Data Engineering Capstone Project

By Martin Treacy-Schwartz

Project Summary

This project aims to be able to answers questions on US immigration such as what are the most popular cities for immigration, what is the gender distribution of the immigrants, what is the visa type distribution of the immigrants, what is the average age per immigrant and what is the average temperature per month per city. We extract data from 3 different sources, the I94 immigration dataset of 2016, city temperature data from Kaggle and US city demographic data from OpenSoft. We design 4 dimension tables: Cities, immigrants, monthly average city temperature and time, and 1 fact table: Immigration. We use Spark for ETL jobs and store the results in parquet for downstream analysis.

Data sources

  1. I94 Immigration Data: comes from the U.S. National Tourism and Trade Office and contains various statistics on international visitor arrival in USA and comes from the US National Tourism and Trade Office. The dataset contains data from 2016. link
  2. World Temperature Data: comes from Kaggle and contains average weather temperatures by city. link
  3. U.S. City Demographic Data: comes from OpenSoft and contains information about the demographics of all US cities such as average age, male and female population. link

Conceptual Data Model

Staging Tables
staging_i94_df
    id
    date
    city_code
    state_code
    age
    gender
    visa_type
    count
    
staging_temp_df
    year
    month
    city_code
    city_name
    avg_temperature
    lat
    long
    
staging_demo_df
    city_code
    state_code
    city_name
    median_age
    pct_male_pop
    pct_female_pop
    pct_veterans
    pct_foreign_born
    pct_native_american
    pct_asian
    pct_black
    pct_hispanic_or_latino
    pct_white
    total_pop
Dimension Tables
immigrant_df
    id
    gender
    age
    visa_type
    
city_df
    city_code
    state_code
    city_name
    median_age
    pct_male_pop
    pct_female_pop
    pct_veterans
    pct_foreign_born
    pct_native_american
    pct_asian
    pct_black
    pct_hispanic_or_latino
    pct_white
    total_pop
    lat
    long
    
monthly_city_temp_df
    city_code
    year
    month
    avg_temperature
    
time_df
    date
    dayofweek
    weekofyear
    month
Fact Table
immigration_df
    id
    state_code
    city_code
    date
    count

Steps necessary to pipeline the data into the chosen data model

  1. Clean the data on nulls, data types, duplicates, etc
  2. Load staging tables for staging_i94_df, staging_temp_df and staging_demo_df
  3. Create dimension tables for immigrant_df, city_df, monthly_city_temp_df and time_df
  4. Create fact table immigration_df with information on immigration count, mapping id in immigrant_df, city_code in city_df and monthly_city_temp_df and date in time_df ensuring referential integrity
  5. Save processed dimension and fact tables in parquet for downstream query

Discussions

Spark is chosen for this project as it is known for processing large amount of data fast (with in-memory compute), scale easily with additional worker nodes, with ability to digest different data formats (e.g. SAS, Parquet, CSV), and integrate nicely with cloud storage like S3 and warehouse like Redshift.
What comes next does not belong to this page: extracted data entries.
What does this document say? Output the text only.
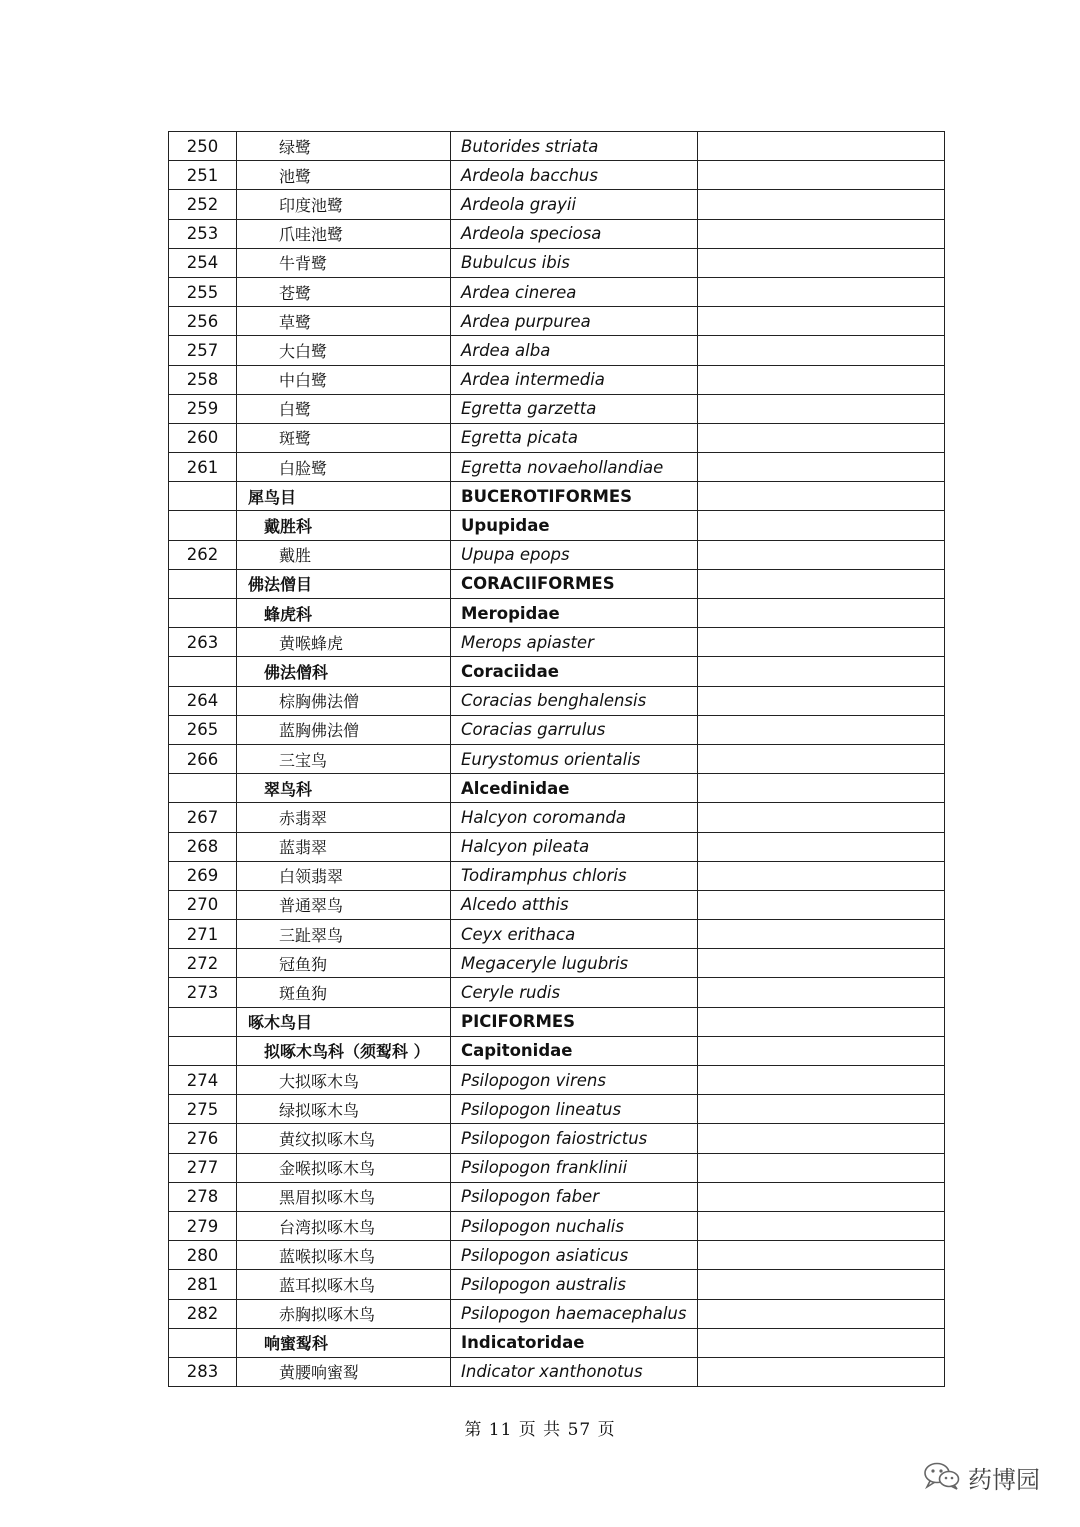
250	绿鹭	Butorides striata	
251	池鹭	Ardeola bacchus	
252	印度池鹭	Ardeola grayii	
253	爪哇池鹭	Ardeola speciosa	
254	牛背鹭	Bubulcus ibis	
255	苍鹭	Ardea cinerea	
256	草鹭	Ardea purpurea	
257	大白鹭	Ardea alba	
258	中白鹭	Ardea intermedia	
259	白鹭	Egretta garzetta	
260	斑鹭	Egretta picata	
261	白脸鹭	Egretta novaehollandiae	
	犀鸟目	BUCEROTIFORMES	
	戴胜科	Upupidae	
262	戴胜	Upupa epops	
	佛法僧目	CORACIIFORMES	
	蜂虎科	Meropidae	
263	黄喉蜂虎	Merops apiaster	
	佛法僧科	Coraciidae	
264	棕胸佛法僧	Coracias benghalensis	
265	蓝胸佛法僧	Coracias garrulus	
266	三宝鸟	Eurystomus orientalis	
	翠鸟科	Alcedinidae	
267	赤翡翠	Halcyon coromanda	
268	蓝翡翠	Halcyon pileata	
269	白领翡翠	Todiramphus chloris	
270	普通翠鸟	Alcedo atthis	
271	三趾翠鸟	Ceyx erithaca	
272	冠鱼狗	Megaceryle lugubris	
273	斑鱼狗	Ceryle rudis	
	啄木鸟目	PICIFORMES	
	拟啄木鸟科（须䴕科 ）	Capitonidae	
274	大拟啄木鸟	Psilopogon virens	
275	绿拟啄木鸟	Psilopogon lineatus	
276	黄纹拟啄木鸟	Psilopogon faiostrictus	
277	金喉拟啄木鸟	Psilopogon franklinii	
278	黑眉拟啄木鸟	Psilopogon faber	
279	台湾拟啄木鸟	Psilopogon nuchalis	
280	蓝喉拟啄木鸟	Psilopogon asiaticus	
281	蓝耳拟啄木鸟	Psilopogon australis	
282	赤胸拟啄木鸟	Psilopogon haemacephalus	
	响蜜䴕科	Indicatoridae	
283	黄腰响蜜䴕	Indicator xanthonotus	
第 11 页 共 57 页
药博园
The data update cycle is typically chosen on two criteria. One is the reporting cycle, the other is the availabilty of new data to be fed into the system. For example, if new batch of average temperature can be made available at monthly interval, we might settle for monthly data refreshing cycle.

There are also considerations in terms of scaling existing solution.

  • If the data was increased by 100x: We can consider spinning up larger instances of EC2s hosting Spark and/or additional Spark work nodes. With added capacity arising from either vertical scaling or horizontal scaling, we should be able to accelerate processing time.

  • If the data populates a dashboard that must be updated on a daily basis by 7am every day: We can consider using Airflow to schedule and automate the data pipeline jobs. Built-in retry and monitoring mechanism can enable us to meet user requirement.

  • If the database needed to be accessed by 100+ people: We can consider hosting our solution in production scale data warehouse in the cloud, with larger capacity to serve more users, and workload management to ensure equitable usage of resources across users.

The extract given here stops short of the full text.